Achieving Strategic Value from your Employee Data

By David Barrett, Chief Operating Officer of global assessment specialist cut-e.

Every company has large datasets but relatively few are truly able to convert their big data into smart talent data. Here are three steps that will help you to extract actionable value from your employee data:

1. Review what data you have. By 2020, Cisco predicts that IT departments will be coping with a three-fold increase in the amount of information that’s available today. New capture, search, discovery and analysis tools will inevitably be developed to help organisations store, process, ‘wrangle’, integrate, share and gain insights from their data. In the meantime, you should start to identify what data you currently have in your organisation, how it is used and by whom. Specialist knowledge and tools are required to manage and analyse data.
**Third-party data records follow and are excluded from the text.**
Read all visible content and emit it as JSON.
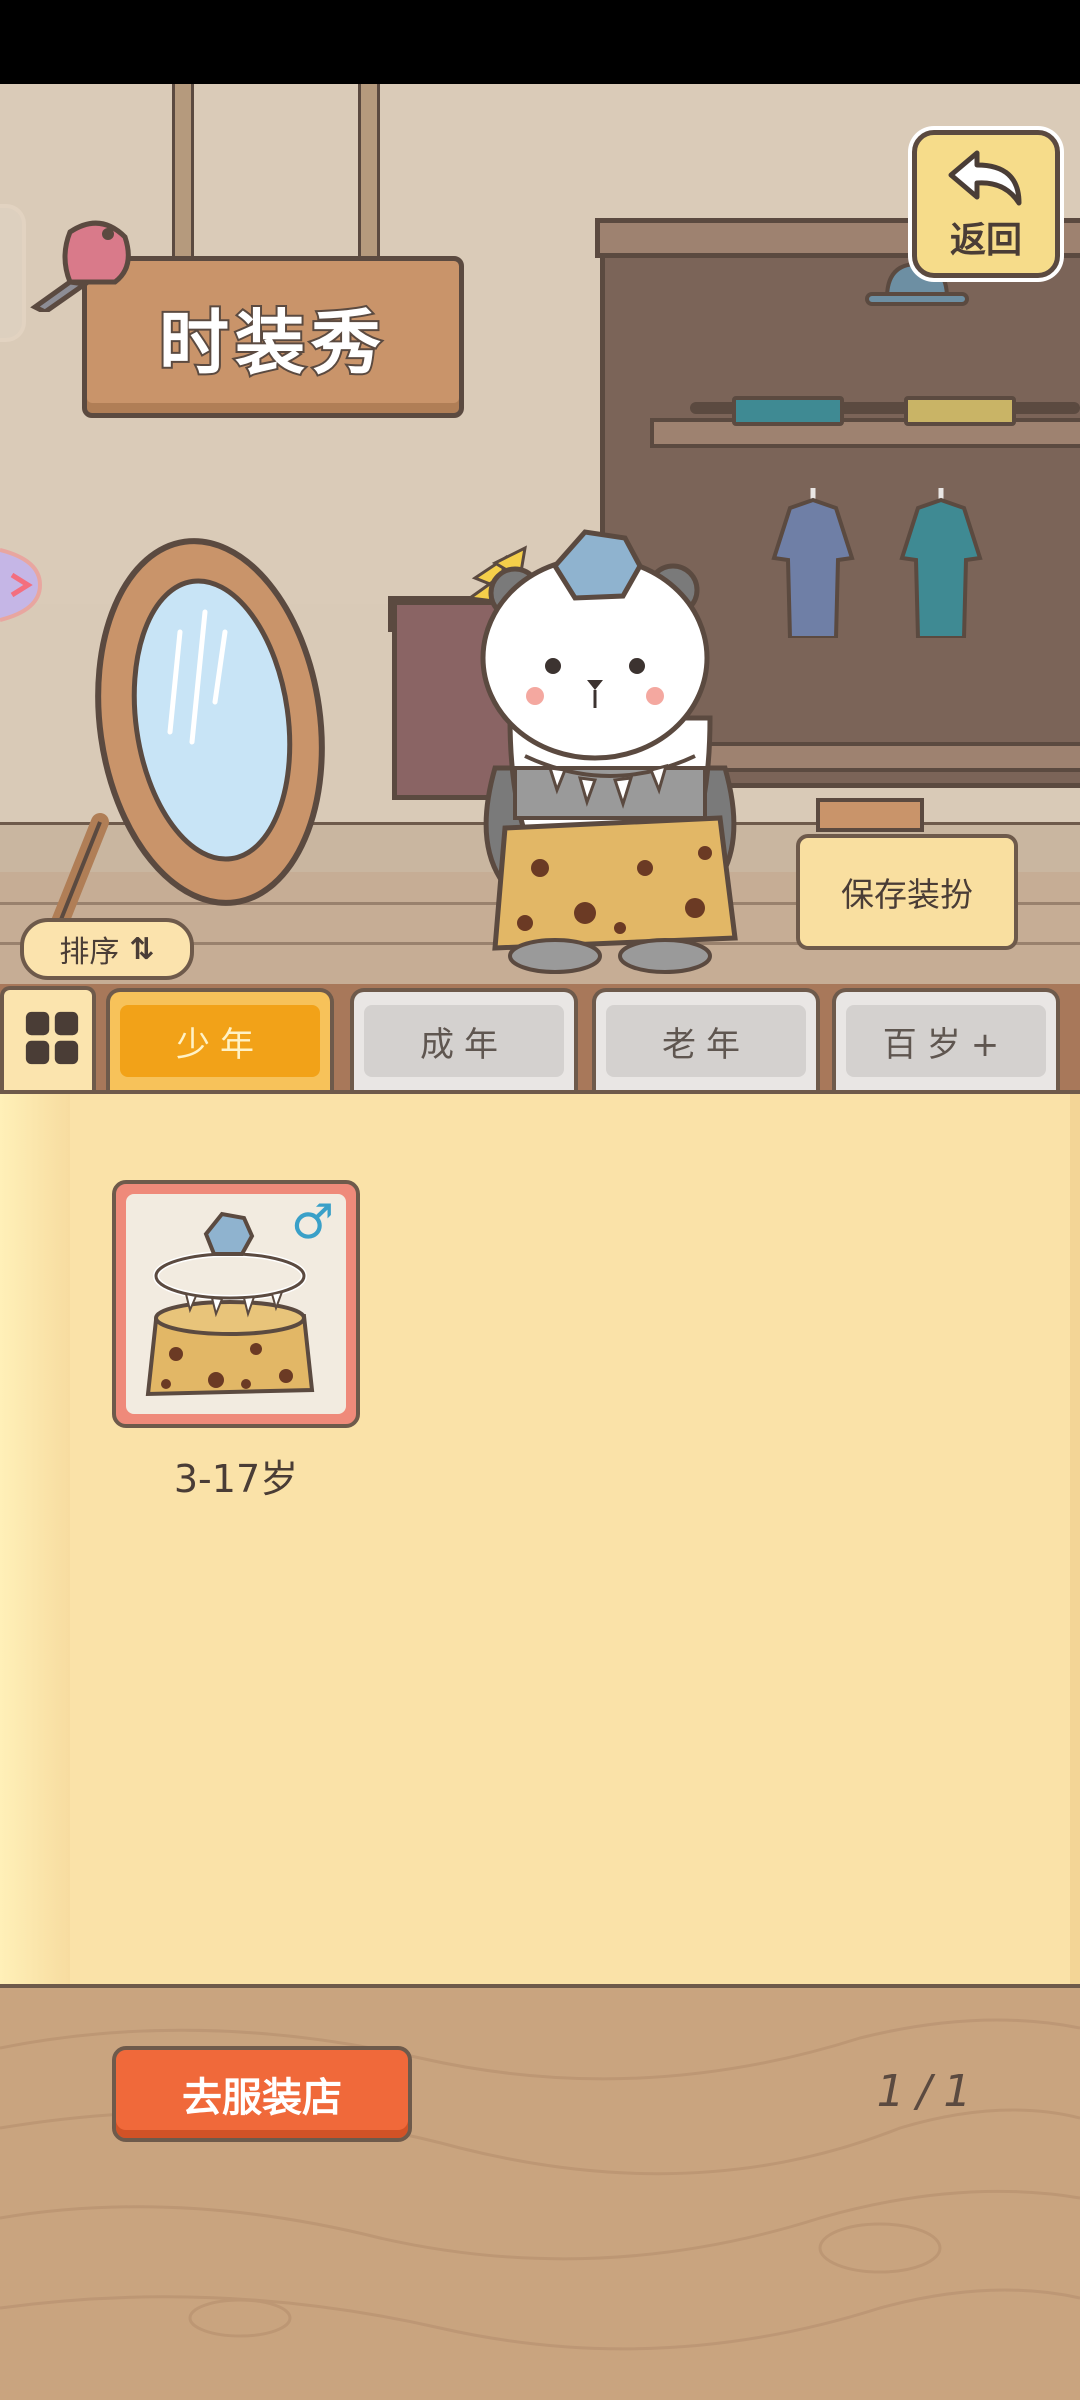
{
  "scene": {
    "sign_title": "时装秀",
    "back_label": "返回",
    "save_outfit_label": "保存装扮",
    "sort_label": "排序",
    "sort_icon": "⇅"
  },
  "tabs": [
    {
      "label": "少年",
      "active": true
    },
    {
      "label": "成年",
      "active": false
    },
    {
      "label": "老年",
      "active": false
    },
    {
      "label": "百岁+",
      "active": false
    }
  ],
  "items": [
    {
      "label": "3-17岁",
      "gender_icon": "♂"
    }
  ],
  "footer": {
    "shop_button_label": "去服装店",
    "page_indicator": "1/1"
  },
  "colors": {
    "active_tab": "#f2a218",
    "shop_button": "#f0693a",
    "panel": "#fae2a8"
  }
}
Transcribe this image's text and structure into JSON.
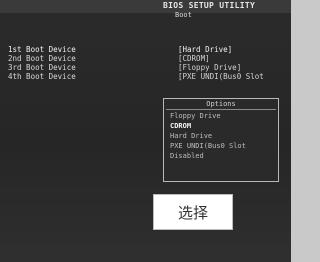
{
  "header": {
    "title": "BIOS SETUP UTILITY",
    "tab": "Boot"
  },
  "boot_devices": [
    {
      "label": "1st Boot Device",
      "value": "[Hard Drive]",
      "selected": true
    },
    {
      "label": "2nd Boot Device",
      "value": "[CDROM]",
      "selected": false
    },
    {
      "label": "3rd Boot Device",
      "value": "[Floppy Drive]",
      "selected": false
    },
    {
      "label": "4th Boot Device",
      "value": "[PXE UNDI(Bus0 Slot",
      "selected": false
    }
  ],
  "options_popup": {
    "header": "Options",
    "items": [
      {
        "label": "Floppy Drive",
        "highlighted": false
      },
      {
        "label": "CDROM",
        "highlighted": true
      },
      {
        "label": "Hard Drive",
        "highlighted": false
      },
      {
        "label": "PXE UNDI(Bus0 Slot",
        "highlighted": false
      },
      {
        "label": "Disabled",
        "highlighted": false
      }
    ]
  },
  "caption": {
    "text": "选择"
  }
}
If your organisation doesn’t employ data scientists and have the necessary hardware and software – or if you don’t partner with a specialist who can help you make sense of your data – then rectifying these omissions should be a strategic priority.

2. Ask the right questions. What do you want your data to tell you? The key to creating smart talent data is to ask the right questions for the situation that you’re facing. It sounds simple enough but this is actually an area where expert help can be highly valuable, as the ‘right’ questions will greatly depend on your strategic goals. In recruitment, for example, one question you might ask is: ‘where do good candidates come from?’ If you can interrogate your data and answer this, you’ll know where to focus your candidate attraction strategy. This could lead you to invest further in your careers website or to spend more on other channels such as LinkedIn. However, the answer to this question really depends on how you define a ‘good’ candidate. Does that mean someone who achieves high ratings, someone who is engaged, someone who is a good fit for the role, someone who is able to become productive quickly or someone who has stayed with you for five years or more? The answers may be different depending on the criteria you use. The point here is that each question has to be precise, so you need to clarify exactly what you mean. Then you can look for the most appropriate data that will provide the answer.

3. Draw the right conclusions. If you don’t ask a sufficiently detailed question, you’ll get inadequate or ambiguous answers – and that can lead you to draw the wrong conclusions. In some cases, this can be highly damaging. You’ll assume you’re making a sound, fact-based decision but that won’t be the case. For example, a dataset might reveal that the more ice cream that people eat, the less likely they are to wear socks. Clearly, both of these statements relate to being in a warm climate. However, the wrong conclusion is that eating ice cream influences your fashion choices! It doesn’t mean that the data is wrong; it’s just that the conclusion is flawed. Smart data will only benefit you if the results are interpreted correctly. Knowledge and experience are required to look beyond the patterns that emerge and to ‘sense-check’ whether your deductions are an accurate result or a red herring.

Proven evidence
Once you’ve formulated the right question, you might realise that you don’t have the necessary data to answer it. You might then embark on a quest to identify the data points that will give you the information you need. Or you could form a hypothesis and test it out with a research or validation study. In turn, the results of these could prompt you to undertake further studies until you gain the conclusive answers you seek.

Another advantage of having readily available data is that you can combine the pre-hire assessment results of successful candidates with their post-hire performance data in the role, to create predictive talent analytics. These can help you to identify and recruit high performing staff and create an action plan for the future that’s based on proven evidence, not hunches or guesswork.

Regardless of what your organisation actually does, smart talent data will provide insights that can benefit your business. The secret is to recognise the potential that data provides and to ensure that you ask the right questions and draw correct conclusions.